In the first one, banks rise to the digital challenge by upgrading their technological systems and teaming up with fintechs. There are signs of this happening, as global banks' IT expenses rose to $250 billion in 2017, from $180 billion in 2013.9
In this scenario, banks leverage technology to enhance their products, services and operations, allowing them to retain their customer relationships and core banking services. Risks to financial stability would be rather low, as financial services provision would remain largely subject to the existing prudential regime.
In the second scenario, banks fail to provide the digital financial services demanded by customers. New, innovative and fast-moving fintechs, or big tech firms with large customer networks, would come to dominate the market - with all the risks that I outlined.
Obviously, reality is much more complex than this binary distinction of extreme scenarios. And the range of business models of big or small banks, re-prioritization and mutualisation of certain services cannot be captured by such simplifying templates.
Indeed, some traditional banking services could move to less-regulated parts of the financial system. But pre-emptively drawing in the reins in the name of financial stability could harm innovation and prevent fintechs from growing.
We certainly must continue monitoring developments closely and adjust regulation when and where needed to ensure that financial services remain safe and sound.

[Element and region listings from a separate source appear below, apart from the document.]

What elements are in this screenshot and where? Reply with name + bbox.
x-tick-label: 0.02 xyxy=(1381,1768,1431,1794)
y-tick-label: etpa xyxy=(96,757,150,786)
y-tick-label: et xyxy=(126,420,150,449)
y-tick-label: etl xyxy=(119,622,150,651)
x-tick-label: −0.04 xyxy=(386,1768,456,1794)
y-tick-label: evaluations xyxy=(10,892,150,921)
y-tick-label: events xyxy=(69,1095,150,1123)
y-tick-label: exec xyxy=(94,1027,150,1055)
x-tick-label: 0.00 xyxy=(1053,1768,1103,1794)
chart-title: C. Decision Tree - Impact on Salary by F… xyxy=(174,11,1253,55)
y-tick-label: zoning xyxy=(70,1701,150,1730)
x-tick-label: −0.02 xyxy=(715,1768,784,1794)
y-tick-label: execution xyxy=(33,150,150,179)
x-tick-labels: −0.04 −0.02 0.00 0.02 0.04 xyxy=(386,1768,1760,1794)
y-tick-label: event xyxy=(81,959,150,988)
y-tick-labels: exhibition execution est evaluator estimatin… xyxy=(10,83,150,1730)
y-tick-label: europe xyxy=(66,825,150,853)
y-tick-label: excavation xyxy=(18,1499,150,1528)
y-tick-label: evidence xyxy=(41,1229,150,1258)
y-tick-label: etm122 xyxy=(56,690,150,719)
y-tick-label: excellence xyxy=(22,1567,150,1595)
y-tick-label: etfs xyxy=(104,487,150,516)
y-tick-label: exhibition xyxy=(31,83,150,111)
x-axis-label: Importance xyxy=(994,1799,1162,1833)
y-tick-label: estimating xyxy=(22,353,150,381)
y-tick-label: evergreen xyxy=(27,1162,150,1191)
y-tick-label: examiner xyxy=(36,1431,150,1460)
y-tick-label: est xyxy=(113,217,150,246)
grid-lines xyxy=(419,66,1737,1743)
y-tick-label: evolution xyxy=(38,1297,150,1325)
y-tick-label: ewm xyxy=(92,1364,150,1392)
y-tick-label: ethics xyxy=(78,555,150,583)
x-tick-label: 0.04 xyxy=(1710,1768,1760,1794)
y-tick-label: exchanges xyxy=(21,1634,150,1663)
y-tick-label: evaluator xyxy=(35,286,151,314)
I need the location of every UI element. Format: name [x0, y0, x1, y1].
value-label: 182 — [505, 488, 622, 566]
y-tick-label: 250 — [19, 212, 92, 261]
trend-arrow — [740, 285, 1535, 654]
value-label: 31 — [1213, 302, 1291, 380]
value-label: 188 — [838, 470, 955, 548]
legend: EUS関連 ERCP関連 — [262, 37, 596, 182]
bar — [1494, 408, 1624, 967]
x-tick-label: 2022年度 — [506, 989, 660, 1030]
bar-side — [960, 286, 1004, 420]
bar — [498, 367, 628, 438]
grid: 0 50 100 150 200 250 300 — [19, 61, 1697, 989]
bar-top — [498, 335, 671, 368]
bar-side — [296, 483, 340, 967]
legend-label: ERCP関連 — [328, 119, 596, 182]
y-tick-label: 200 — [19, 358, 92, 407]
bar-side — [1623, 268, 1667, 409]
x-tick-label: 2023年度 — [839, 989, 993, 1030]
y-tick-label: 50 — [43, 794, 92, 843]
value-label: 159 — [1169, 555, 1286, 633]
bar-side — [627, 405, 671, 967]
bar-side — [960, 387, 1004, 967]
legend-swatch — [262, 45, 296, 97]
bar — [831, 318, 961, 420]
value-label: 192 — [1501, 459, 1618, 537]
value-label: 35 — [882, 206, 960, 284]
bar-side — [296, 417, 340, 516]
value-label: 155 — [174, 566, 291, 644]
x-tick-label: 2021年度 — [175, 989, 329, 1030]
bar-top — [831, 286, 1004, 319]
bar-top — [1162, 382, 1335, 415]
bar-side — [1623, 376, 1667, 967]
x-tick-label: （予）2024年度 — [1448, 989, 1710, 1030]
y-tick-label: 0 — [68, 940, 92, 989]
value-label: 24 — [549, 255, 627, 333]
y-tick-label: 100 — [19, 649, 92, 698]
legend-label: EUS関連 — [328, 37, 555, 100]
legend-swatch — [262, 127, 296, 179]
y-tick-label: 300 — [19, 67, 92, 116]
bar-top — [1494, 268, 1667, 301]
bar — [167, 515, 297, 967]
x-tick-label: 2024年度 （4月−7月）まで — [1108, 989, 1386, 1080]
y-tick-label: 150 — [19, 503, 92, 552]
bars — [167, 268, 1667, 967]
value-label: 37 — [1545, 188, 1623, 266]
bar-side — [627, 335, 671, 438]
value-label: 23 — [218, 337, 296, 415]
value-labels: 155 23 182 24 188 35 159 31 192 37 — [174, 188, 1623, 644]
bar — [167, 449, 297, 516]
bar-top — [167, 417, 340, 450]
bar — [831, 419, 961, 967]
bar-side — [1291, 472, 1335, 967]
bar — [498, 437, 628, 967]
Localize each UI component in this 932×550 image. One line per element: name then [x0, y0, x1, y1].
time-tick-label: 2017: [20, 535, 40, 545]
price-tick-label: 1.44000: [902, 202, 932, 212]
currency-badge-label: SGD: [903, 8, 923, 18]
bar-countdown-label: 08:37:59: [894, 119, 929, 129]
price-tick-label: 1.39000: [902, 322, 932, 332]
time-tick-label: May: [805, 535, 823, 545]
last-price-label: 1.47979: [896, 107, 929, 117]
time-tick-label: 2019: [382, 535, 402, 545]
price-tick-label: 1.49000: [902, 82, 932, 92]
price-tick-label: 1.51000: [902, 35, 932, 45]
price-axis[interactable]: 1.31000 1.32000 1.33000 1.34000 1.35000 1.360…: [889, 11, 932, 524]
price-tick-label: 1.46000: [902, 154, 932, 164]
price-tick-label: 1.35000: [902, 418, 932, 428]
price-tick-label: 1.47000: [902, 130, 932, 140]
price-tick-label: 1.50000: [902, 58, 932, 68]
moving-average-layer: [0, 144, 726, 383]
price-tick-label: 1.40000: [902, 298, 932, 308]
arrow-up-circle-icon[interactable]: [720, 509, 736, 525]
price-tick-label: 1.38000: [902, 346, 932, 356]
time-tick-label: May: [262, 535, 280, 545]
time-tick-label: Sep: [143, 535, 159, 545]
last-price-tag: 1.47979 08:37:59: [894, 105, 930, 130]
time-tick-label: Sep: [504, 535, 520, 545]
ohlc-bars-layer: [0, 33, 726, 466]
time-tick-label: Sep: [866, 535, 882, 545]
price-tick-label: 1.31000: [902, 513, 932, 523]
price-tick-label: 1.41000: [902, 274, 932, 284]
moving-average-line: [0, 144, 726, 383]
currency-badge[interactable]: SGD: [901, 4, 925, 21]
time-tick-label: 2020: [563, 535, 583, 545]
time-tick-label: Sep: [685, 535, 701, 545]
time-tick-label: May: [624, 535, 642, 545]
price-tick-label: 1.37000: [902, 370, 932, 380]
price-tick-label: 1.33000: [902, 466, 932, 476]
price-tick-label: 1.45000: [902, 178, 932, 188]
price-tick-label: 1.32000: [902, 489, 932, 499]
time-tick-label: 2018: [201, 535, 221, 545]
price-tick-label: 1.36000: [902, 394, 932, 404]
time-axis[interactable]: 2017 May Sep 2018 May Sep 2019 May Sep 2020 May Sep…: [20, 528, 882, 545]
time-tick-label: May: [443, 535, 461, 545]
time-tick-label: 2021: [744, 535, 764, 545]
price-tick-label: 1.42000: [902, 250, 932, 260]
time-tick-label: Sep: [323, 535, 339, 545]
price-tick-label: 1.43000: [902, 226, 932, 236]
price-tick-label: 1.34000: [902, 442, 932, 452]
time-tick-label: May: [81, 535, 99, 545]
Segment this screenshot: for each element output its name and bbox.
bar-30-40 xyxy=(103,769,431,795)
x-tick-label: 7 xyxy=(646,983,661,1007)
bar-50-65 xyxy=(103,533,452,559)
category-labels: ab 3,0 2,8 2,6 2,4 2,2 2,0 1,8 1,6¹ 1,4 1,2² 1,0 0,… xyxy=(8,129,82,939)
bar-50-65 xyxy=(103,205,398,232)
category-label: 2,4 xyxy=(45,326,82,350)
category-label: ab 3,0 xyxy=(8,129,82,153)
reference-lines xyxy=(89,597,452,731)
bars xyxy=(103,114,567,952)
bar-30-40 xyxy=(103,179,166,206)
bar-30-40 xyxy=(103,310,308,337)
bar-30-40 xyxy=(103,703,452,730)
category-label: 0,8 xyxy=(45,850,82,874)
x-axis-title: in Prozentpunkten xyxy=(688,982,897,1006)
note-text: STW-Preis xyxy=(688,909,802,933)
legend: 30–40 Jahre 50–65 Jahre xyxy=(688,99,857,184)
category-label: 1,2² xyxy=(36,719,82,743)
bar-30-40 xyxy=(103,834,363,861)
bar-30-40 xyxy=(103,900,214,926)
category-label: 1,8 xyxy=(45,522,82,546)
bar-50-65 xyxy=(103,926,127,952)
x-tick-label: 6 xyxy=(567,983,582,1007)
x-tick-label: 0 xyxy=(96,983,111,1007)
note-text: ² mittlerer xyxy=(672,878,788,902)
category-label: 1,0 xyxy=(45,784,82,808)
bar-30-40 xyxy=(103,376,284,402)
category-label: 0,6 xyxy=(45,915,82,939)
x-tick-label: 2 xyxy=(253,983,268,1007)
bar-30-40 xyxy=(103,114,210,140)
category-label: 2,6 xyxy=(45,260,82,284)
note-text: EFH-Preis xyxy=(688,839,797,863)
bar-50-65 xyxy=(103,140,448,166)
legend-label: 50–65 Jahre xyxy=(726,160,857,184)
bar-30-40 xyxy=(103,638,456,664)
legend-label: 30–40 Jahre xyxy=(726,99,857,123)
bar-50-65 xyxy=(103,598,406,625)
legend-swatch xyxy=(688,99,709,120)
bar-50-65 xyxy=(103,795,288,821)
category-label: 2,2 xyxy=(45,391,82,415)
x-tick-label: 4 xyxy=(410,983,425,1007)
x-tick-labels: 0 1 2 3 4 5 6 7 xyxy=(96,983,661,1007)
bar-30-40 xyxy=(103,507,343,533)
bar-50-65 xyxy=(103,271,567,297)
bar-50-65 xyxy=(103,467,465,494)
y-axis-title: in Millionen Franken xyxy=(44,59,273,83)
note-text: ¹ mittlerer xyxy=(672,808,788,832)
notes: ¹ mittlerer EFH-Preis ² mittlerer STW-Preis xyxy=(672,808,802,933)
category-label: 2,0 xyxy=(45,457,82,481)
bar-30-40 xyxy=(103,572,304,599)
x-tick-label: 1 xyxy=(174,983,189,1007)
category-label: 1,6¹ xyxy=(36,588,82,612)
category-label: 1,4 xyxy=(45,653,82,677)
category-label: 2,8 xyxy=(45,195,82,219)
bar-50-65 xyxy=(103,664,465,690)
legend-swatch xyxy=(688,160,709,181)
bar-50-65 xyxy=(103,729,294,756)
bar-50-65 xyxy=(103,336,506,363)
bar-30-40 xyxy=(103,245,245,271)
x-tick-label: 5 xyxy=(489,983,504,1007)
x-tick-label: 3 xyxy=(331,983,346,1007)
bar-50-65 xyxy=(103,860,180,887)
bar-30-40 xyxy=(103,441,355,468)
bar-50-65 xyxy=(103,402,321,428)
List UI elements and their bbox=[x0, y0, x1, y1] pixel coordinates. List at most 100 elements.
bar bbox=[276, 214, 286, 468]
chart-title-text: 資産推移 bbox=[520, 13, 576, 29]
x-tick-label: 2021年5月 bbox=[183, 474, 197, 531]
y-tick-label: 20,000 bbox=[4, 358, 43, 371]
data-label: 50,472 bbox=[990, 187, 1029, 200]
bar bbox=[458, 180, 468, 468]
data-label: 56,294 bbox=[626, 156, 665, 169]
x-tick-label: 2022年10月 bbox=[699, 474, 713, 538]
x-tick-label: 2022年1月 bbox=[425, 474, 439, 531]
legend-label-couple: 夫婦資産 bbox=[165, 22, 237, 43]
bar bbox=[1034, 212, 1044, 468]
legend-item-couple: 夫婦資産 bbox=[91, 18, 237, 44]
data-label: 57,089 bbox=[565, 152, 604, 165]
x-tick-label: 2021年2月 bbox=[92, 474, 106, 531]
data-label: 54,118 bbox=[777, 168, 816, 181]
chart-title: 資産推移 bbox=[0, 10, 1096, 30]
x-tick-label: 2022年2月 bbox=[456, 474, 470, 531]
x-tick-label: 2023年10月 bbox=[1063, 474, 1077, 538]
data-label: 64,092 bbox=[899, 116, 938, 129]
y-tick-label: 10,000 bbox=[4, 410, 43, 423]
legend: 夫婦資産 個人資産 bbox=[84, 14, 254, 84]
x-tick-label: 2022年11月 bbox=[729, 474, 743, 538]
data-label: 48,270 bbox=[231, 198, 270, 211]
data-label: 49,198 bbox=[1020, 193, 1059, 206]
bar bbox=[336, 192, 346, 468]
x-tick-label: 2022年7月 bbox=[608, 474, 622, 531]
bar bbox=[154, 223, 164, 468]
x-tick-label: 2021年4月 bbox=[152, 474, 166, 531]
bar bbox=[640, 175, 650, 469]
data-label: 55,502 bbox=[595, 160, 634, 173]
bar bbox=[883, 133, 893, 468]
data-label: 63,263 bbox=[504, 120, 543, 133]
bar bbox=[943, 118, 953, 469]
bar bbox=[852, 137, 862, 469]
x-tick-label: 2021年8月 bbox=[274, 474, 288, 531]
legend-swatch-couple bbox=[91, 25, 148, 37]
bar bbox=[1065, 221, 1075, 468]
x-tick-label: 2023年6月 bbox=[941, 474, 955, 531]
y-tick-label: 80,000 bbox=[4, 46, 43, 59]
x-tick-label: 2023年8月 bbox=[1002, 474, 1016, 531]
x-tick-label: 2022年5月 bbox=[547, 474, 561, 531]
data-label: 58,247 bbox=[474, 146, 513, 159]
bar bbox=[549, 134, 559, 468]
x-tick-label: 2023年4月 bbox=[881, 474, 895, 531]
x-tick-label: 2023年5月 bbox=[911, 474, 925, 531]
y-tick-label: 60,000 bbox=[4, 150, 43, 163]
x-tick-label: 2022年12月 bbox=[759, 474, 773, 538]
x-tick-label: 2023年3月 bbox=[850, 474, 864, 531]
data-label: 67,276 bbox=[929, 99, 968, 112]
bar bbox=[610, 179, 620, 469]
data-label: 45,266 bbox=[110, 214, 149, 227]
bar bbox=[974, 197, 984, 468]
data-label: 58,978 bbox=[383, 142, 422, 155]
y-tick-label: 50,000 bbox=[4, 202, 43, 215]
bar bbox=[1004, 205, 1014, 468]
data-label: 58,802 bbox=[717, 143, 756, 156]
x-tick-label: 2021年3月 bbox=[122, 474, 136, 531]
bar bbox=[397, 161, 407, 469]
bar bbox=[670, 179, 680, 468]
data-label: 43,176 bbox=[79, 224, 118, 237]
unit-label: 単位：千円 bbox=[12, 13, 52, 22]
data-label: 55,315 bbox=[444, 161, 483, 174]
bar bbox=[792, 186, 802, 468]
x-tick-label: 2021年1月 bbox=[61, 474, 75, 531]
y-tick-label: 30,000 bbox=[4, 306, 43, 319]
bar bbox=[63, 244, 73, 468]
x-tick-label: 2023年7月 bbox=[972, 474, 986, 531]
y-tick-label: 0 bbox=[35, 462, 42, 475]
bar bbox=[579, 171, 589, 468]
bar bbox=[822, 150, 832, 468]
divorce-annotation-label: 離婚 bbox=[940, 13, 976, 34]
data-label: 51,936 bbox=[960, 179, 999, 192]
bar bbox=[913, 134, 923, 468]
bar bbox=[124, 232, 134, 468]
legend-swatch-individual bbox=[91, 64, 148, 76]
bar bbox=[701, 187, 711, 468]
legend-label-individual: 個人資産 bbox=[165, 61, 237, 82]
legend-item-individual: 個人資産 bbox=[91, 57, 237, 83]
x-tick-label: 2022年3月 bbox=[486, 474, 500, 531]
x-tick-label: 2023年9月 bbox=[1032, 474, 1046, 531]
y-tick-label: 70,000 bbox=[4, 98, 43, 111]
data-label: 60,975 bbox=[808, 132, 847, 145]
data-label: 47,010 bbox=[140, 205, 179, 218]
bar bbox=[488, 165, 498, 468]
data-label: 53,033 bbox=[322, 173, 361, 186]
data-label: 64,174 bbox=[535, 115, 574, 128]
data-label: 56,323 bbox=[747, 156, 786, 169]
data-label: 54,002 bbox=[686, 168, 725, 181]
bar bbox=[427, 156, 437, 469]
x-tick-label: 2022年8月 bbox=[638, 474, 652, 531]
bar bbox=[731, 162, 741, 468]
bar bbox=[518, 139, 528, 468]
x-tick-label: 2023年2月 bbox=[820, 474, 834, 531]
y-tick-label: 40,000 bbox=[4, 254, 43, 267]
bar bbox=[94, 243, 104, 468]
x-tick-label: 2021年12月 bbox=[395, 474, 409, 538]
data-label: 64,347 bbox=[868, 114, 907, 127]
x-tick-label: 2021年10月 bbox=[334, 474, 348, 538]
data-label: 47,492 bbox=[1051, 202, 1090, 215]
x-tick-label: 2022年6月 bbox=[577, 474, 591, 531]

But competition - to refer to the Austrian economist Friedrich August von Hayek - is a discovery procedure10, and it is up to the markets' verdict which product or service is the optimal solution. Legislation and regulation should therefore ensure a level playing field for all market players, incumbent´s and new entrants alike.
By Mr Yves Mersch,
Member of the Executive Board of the European Central Bank
1 See Arner, D., Barberis, J. and Buckley, R. (2016), "The Evolution of FinTech: A New Post-Crisis Paradigm?", Georgetown Journal of International Law, Vol. 47, No 4, pp. 1271-1319.
2 Overall investment across venture capital, private equity and mergers and acquisitions. See KPMG (2018), "Global Fintech investment soars to record US$57B in first half of 2018: KPMG Pulse of Fintech report".
3 See Mersch, Y. (2018), "TIPS and the future of innovative retail payment solutions in Europe", speech at the TIPS launch event, Frascati (Rome), 30 November.
5 See Claessens et al. (2018), "Fintech credit markets around the world: size, drivers and policy issues", BIS Quarterly Review, September, pp. 29-49.
6 See Carstens, A. (2018), "Big tech in finance and new challenges for public policy", keynote address at the FT Banking Summit, London, December.
7 While investors typically cannot redeem claims early, they can choose not to roll over maturing claims.
8 61% of incumbent institutions indicated that fintechs threated to decrease their revenues in the payment and settlement domain. See European Banking Authority (2018), EBA report on the impact of fintech on incumbent credit institutions' business models, July.
10 See F.A. Hayek's (1968), "Der Wettbewerb als Entdeckungsverfahren", a 1968 lecture, sponsored by the Institut für Weltwirtschaft at the University of Kiel. It was published as No. 56 in the series Kieler Vorträge.